Originally posted by: Atreus21
When I speak to or about Libertarians, it seems that, above all, they wish to be left alone by the government, so that they may live their lives largely apart from government meddling.
While I understand the ideal behind this stance, it raises some questions for me.
The first of which is: Why do we clamor about the importance of voting when we don't want our elected officials to touch us?
The second, and more complex: Do we have a right to privacy, and therefore do we have the right to demand that government leave us alone?
My answer to that is no, we do not and should not have a general right to privacy. When we elect a government, we enter into the Social Contract. That is, we enter into a contractual obligation with the government in which we acknowledge that we are willing to sacrifice some liberties so that the government and society can function and provide services. Moreoever, we are dishonest when we draw benefits from society while claiming freedom from the contractual obligation upon which those benefits are contingent.
I pull this from J.S. Mill's "On Liberty."
Thoughts, please. Open for discussion.
I think it's more complicated.
There are 'good' connections with the social contract; if society wants to care for orphans instead of letting them starve, then everyone should pay a fair share.
There are also connections which are not 'good' but are needed for practical reasons, i.e., if we could avoid them, it'd be better, but practically we can't. An example of this might be being filmed by the government if we go to a public place, or having to register with social security for employment rights.

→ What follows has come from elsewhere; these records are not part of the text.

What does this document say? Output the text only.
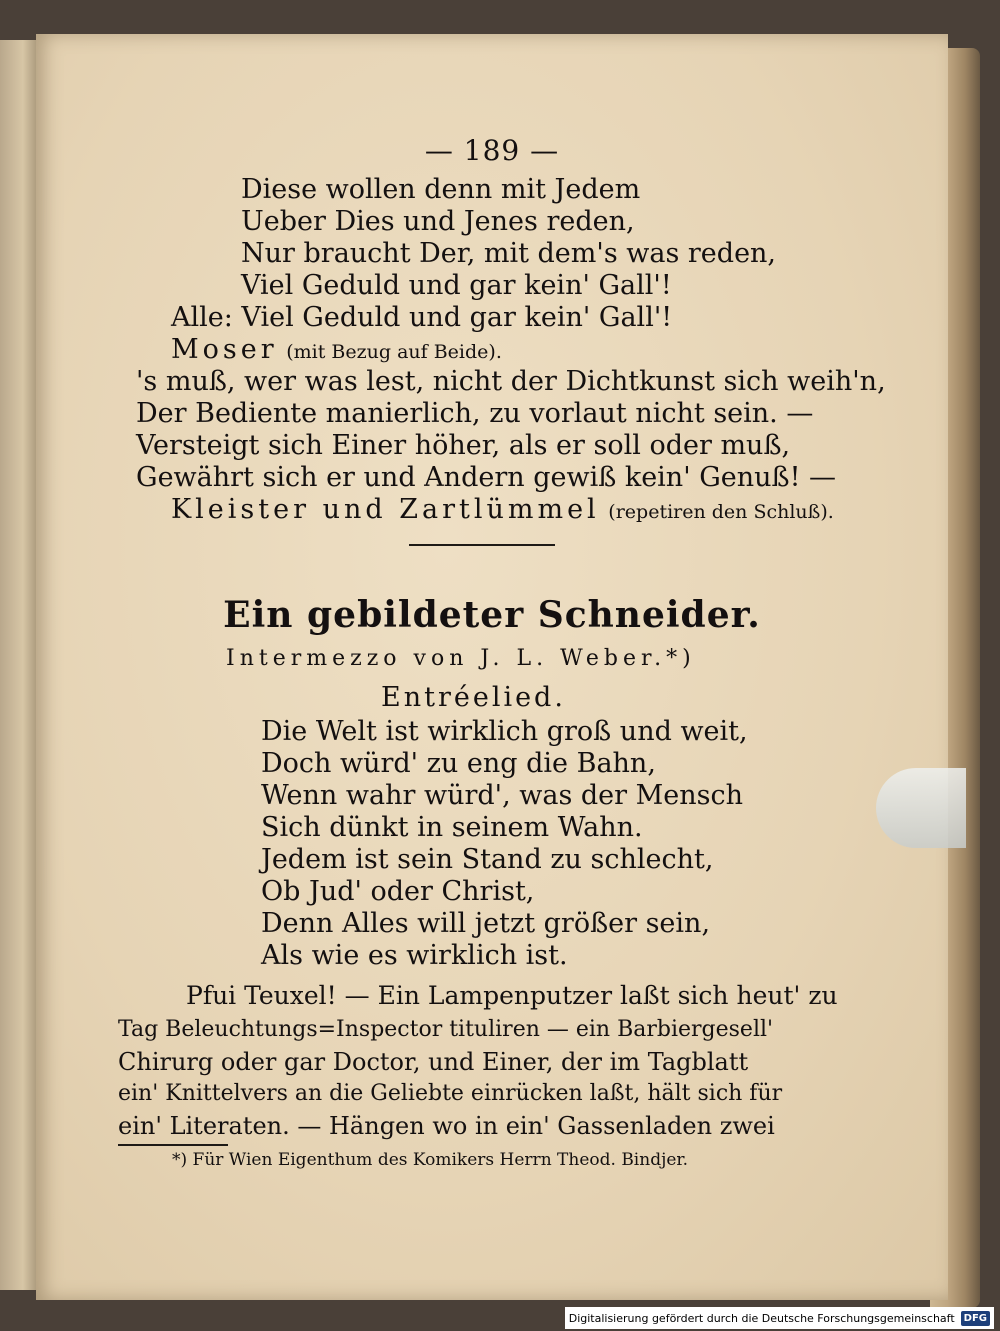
— 189 —
Diese wollen denn mit Jedem
Ueber Dies und Jenes reden,
Nur braucht Der, mit dem's was reden,
Viel Geduld und gar kein' Gall'!
Alle: Viel Geduld und gar kein' Gall'!
Moser (mit Bezug auf Beide).
's muß, wer was lest, nicht der Dichtkunst sich weih'n,
Der Bediente manierlich, zu vorlaut nicht sein. —
Versteigt sich Einer höher, als er soll oder muß,
Gewährt sich er und Andern gewiß kein' Genuß! —
Kleister und Zartlümmel (repetiren den Schluß).
Ein gebildeter Schneider.
Intermezzo von J. L. Weber.*)
Entréelied.
Die Welt ist wirklich groß und weit,
Doch würd' zu eng die Bahn,
Wenn wahr würd', was der Mensch
Sich dünkt in seinem Wahn.
Jedem ist sein Stand zu schlecht,
Ob Jud' oder Christ,
Denn Alles will jetzt größer sein,
Als wie es wirklich ist.
Pfui Teuxel! — Ein Lampenputzer laßt sich heut' zu
Tag Beleuchtungs=Inspector tituliren — ein Barbiergesell'
Chirurg oder gar Doctor, und Einer, der im Tagblatt
ein' Knittelvers an die Geliebte einrücken laßt, hält sich für
ein' Literaten. — Hängen wo in ein' Gassenladen zwei
*) Für Wien Eigenthum des Komikers Herrn Theod. Bindjer.
Digitalisierung gefördert durch die Deutsche Forschungsgemeinschaft DFG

Of course, there's a third category of 'bad' social contract, when the requirements could be considered abusive/wrong/excessive.

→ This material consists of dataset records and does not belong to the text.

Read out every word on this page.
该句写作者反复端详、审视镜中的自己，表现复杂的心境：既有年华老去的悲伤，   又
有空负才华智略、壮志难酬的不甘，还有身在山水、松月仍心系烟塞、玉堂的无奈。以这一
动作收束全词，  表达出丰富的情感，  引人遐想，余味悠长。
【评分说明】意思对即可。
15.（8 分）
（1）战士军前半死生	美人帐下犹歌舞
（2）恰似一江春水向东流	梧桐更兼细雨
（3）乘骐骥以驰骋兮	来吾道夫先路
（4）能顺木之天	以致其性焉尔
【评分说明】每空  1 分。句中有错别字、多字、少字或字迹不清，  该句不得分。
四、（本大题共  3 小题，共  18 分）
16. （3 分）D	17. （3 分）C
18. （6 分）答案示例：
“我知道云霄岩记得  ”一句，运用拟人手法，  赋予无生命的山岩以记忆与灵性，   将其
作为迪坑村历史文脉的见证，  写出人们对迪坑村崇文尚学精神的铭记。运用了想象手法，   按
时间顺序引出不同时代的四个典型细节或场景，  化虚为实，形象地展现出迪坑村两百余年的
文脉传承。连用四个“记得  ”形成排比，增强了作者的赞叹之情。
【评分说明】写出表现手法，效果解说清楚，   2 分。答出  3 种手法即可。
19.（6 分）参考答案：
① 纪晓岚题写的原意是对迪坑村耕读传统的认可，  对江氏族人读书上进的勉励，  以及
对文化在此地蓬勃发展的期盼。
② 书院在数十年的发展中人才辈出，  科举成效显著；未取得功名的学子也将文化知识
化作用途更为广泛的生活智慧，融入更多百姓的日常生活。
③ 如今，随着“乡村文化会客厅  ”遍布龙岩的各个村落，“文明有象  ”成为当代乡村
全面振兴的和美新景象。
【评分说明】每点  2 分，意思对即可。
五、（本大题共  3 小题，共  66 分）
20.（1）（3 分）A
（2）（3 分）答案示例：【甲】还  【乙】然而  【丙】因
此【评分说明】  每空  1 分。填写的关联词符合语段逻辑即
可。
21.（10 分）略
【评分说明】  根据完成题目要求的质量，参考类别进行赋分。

I think it all comes out as a combination of these things, and the important thing is for people to try to 'do the right thing' both for society and their own interests.
This is a reason I've said provocatively that I 'like' paying taxes - because by my and others paying taxes, we're bringing about good things like the education of children; because it's a reason to celebrate that the taxes are determined by the public's elected representatives, rather than tyrants. If you view your taxes as 'making society function well', you can pay them with a smile, perhaps. Would things really be better if everyone didn't pay them?

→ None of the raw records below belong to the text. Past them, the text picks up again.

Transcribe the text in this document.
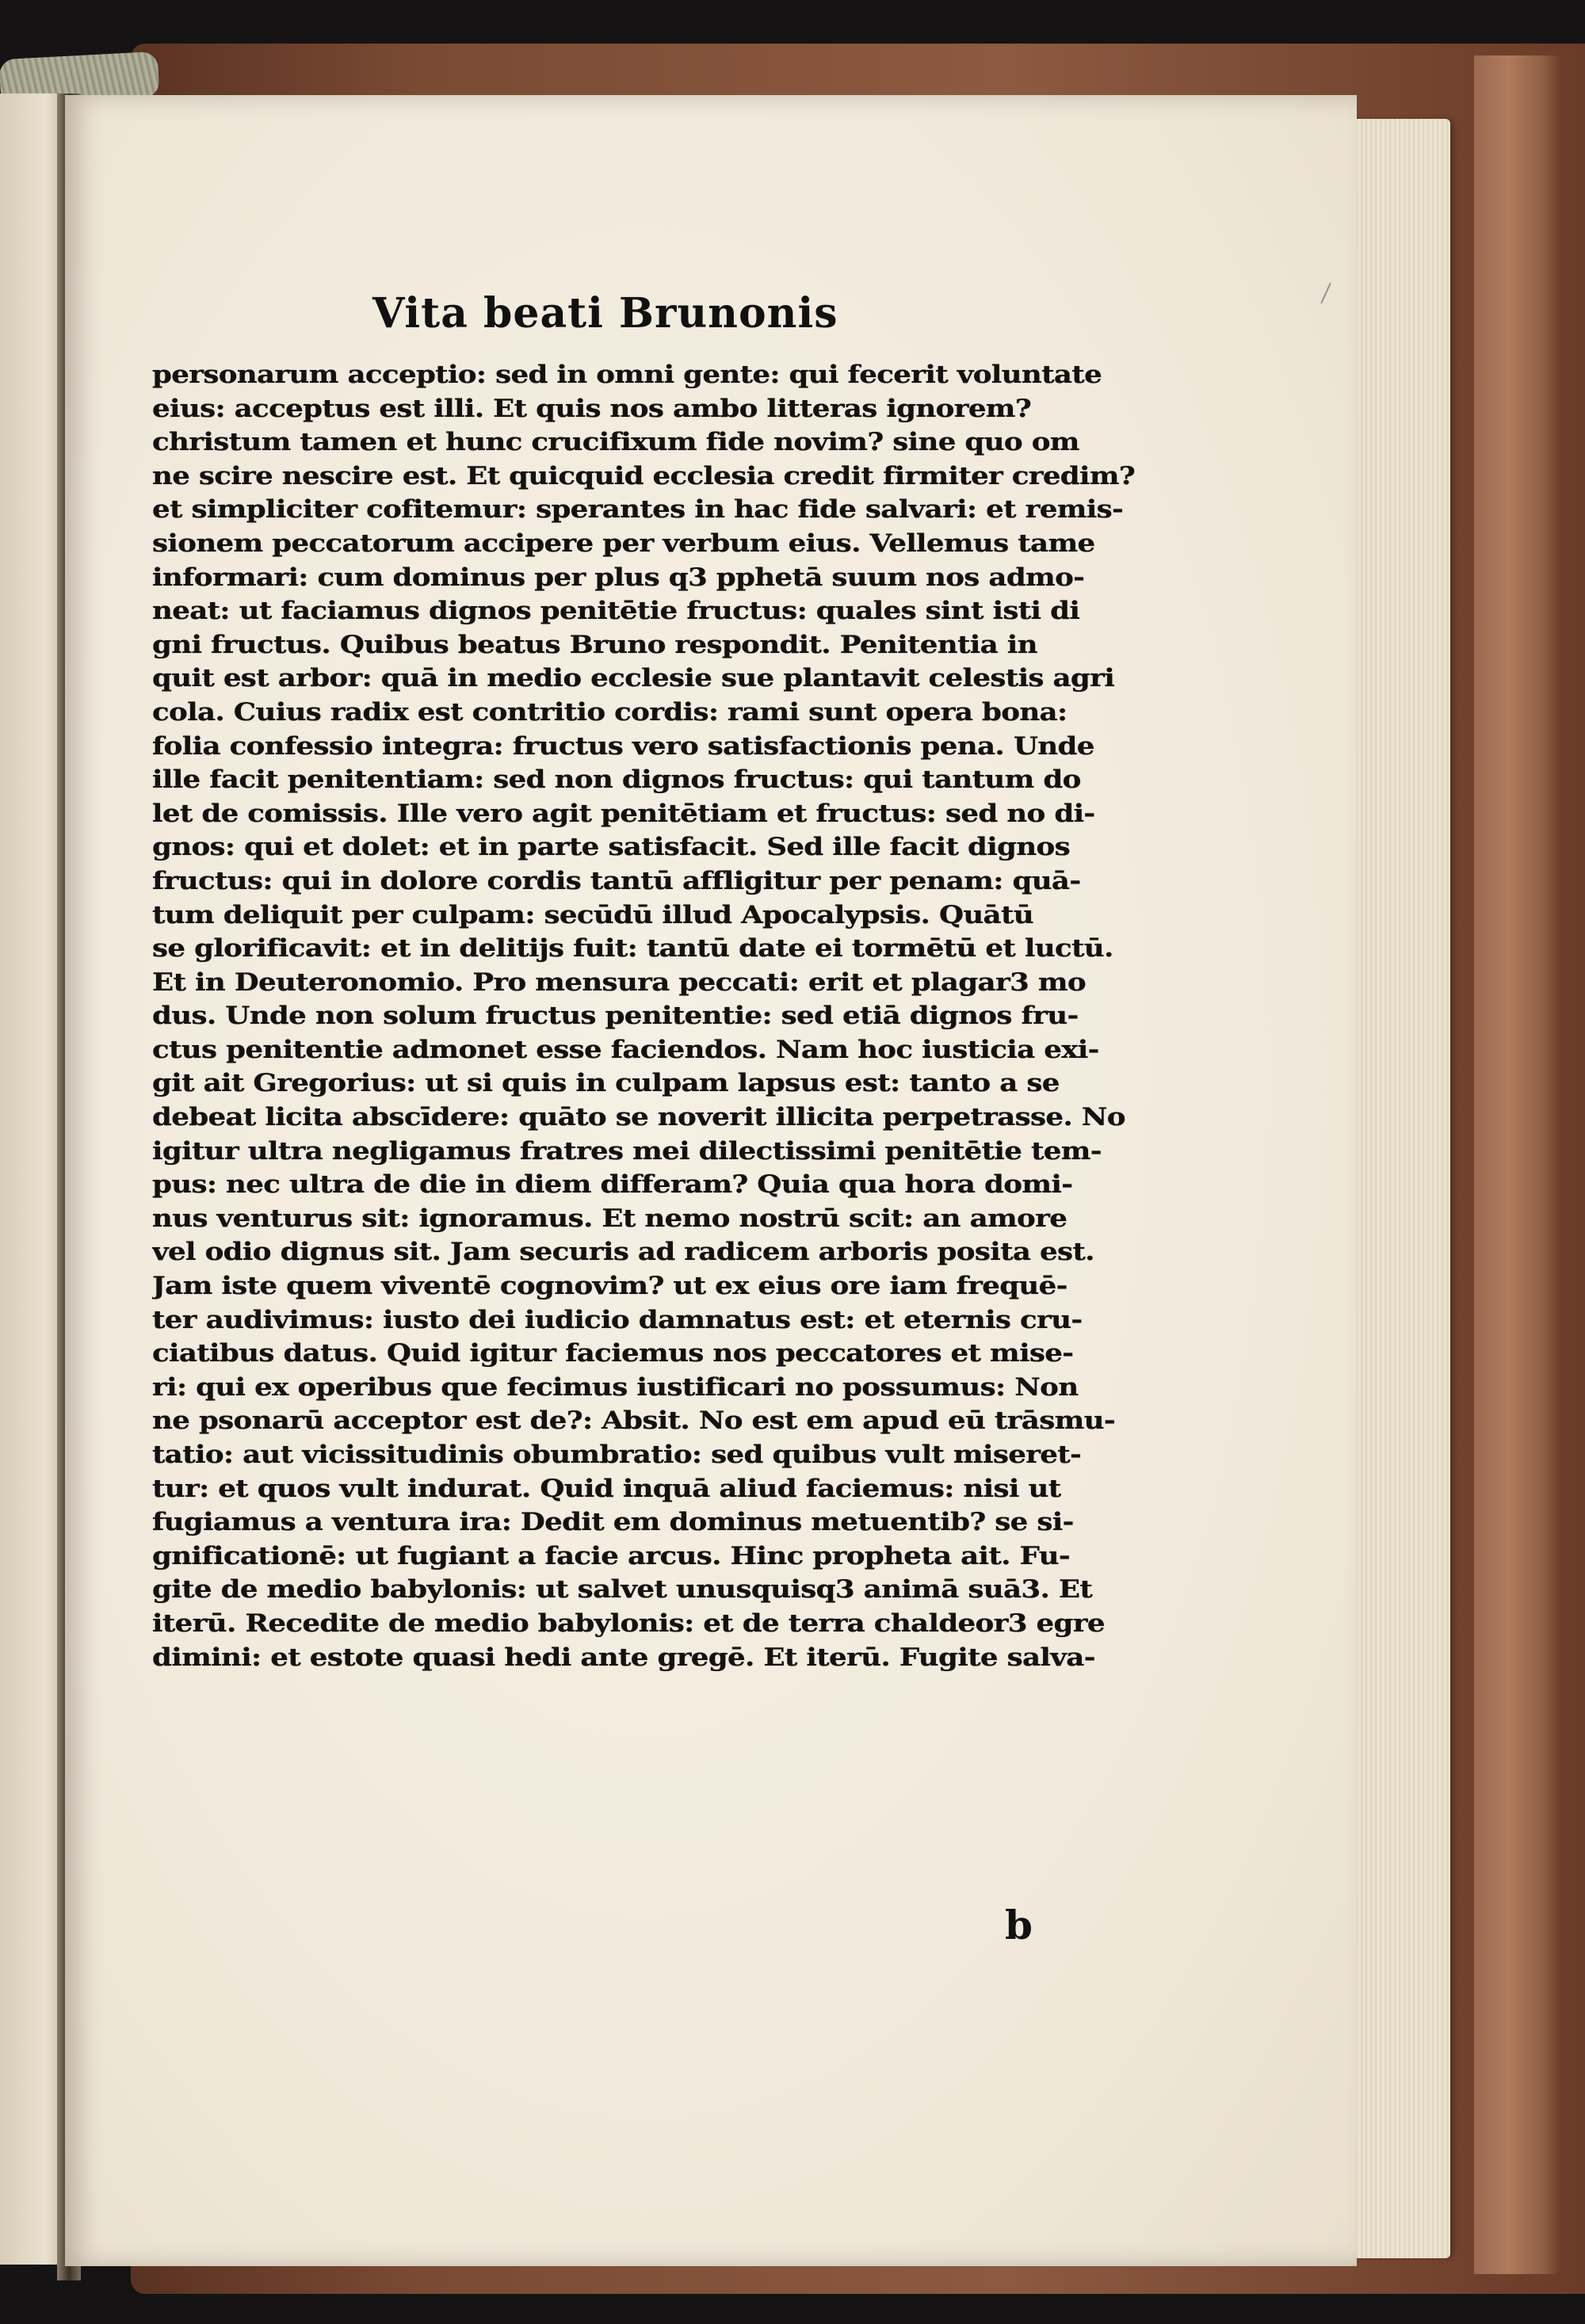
Vita beati Brunonis
personarum acceptio: sed in omni gente: qui fecerit voluntate
eius: acceptus est illi. Et quis nos ambo litteras ignorem?
christum tamen et hunc crucifixum fide novim? sine quo om
ne scire nescire est. Et quicquid ecclesia credit firmiter credim?
et simpliciter cofitemur: sperantes in hac fide salvari: et remis-
sionem peccatorum accipere per verbum eius. Vellemus tame
informari: cum dominus per plus q3 pphetā suum nos admo-
neat: ut faciamus dignos penitētie fructus: quales sint isti di
gni fructus. Quibus beatus Bruno respondit. Penitentia in
quit est arbor: quā in medio ecclesie sue plantavit celestis agri
cola. Cuius radix est contritio cordis: rami sunt opera bona:
folia confessio integra: fructus vero satisfactionis pena. Unde
ille facit penitentiam: sed non dignos fructus: qui tantum do
let de comissis. Ille vero agit penitētiam et fructus: sed no di-
gnos: qui et dolet: et in parte satisfacit. Sed ille facit dignos
fructus: qui in dolore cordis tantū affligitur per penam: quā-
tum deliquit per culpam: secūdū illud Apocalypsis. Quātū
se glorificavit: et in delitijs fuit: tantū date ei tormētū et luctū.
Et in Deuteronomio. Pro mensura peccati: erit et plagar3 mo
dus. Unde non solum fructus penitentie: sed etiā dignos fru-
ctus penitentie admonet esse faciendos. Nam hoc iusticia exi-
git ait Gregorius: ut si quis in culpam lapsus est: tanto a se
debeat licita abscīdere: quāto se noverit illicita perpetrasse. No
igitur ultra negligamus fratres mei dilectissimi penitētie tem-
pus: nec ultra de die in diem differam? Quia qua hora domi-
nus venturus sit: ignoramus. Et nemo nostrū scit: an amore
vel odio dignus sit. Jam securis ad radicem arboris posita est.
Jam iste quem viventē cognovim? ut ex eius ore iam frequē-
ter audivimus: iusto dei iudicio damnatus est: et eternis cru-
ciatibus datus. Quid igitur faciemus nos peccatores et mise-
ri: qui ex operibus que fecimus iustificari no possumus: Non
ne psonarū acceptor est de?: Absit. No est em apud eū trāsmu-
tatio: aut vicissitudinis obumbratio: sed quibus vult miseret-
tur: et quos vult indurat. Quid inquā aliud faciemus: nisi ut
fugiamus a ventura ira: Dedit em dominus metuentib? se si-
gnificationē: ut fugiant a facie arcus. Hinc propheta ait. Fu-
gite de medio babylonis: ut salvet unusquisq3 animā suā3. Et
iterū. Recedite de medio babylonis: et de terra chaldeor3 egre
dimini: et estote quasi hedi ante gregē. Et iterū. Fugite salva-
b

None of that is to deny that there are all kinds of problems, wasteful or even harmful spending of tax money, for example. But some imperfection is going to be in the system.
That's another issue, to try to get the right people elected, to try to fix the system for that to happen, to try to get taxes at the right level with the right spending.
As far as 'the right to be left alone', I like to see that right preserved as much as possible. The very view that the government is a burden and intrusion seems healthy to me, even if I also cheer the government insofar as it represents a victory for the people to control it, *expanding* people's power and liberty over the incrusions that would happen without a democratic government. One of the great fallacies of libertarians is their failure to recognize the tyranny which occurs from other sources filling a vacuum of democracy.
Ask someone working 16x6 and living in a hovel during the gilded age for barely enough food to survive, how 'free' they felt. Libertarianism has no problem with that situation.
Libertarianism rests on the ignorance of the complexities of society; when labor wins a battle that strengthens the middle class, liberatrianism assumes it was automatic, and that no action was needed for it to happen, that government polices can't help it, they can only burden people. Power tends to centralize, for better or worse, and the important issue libertarianism treats casually is whether the power is in the hands of a few who are not elected, or the public has the right to vote for its leaders who have power.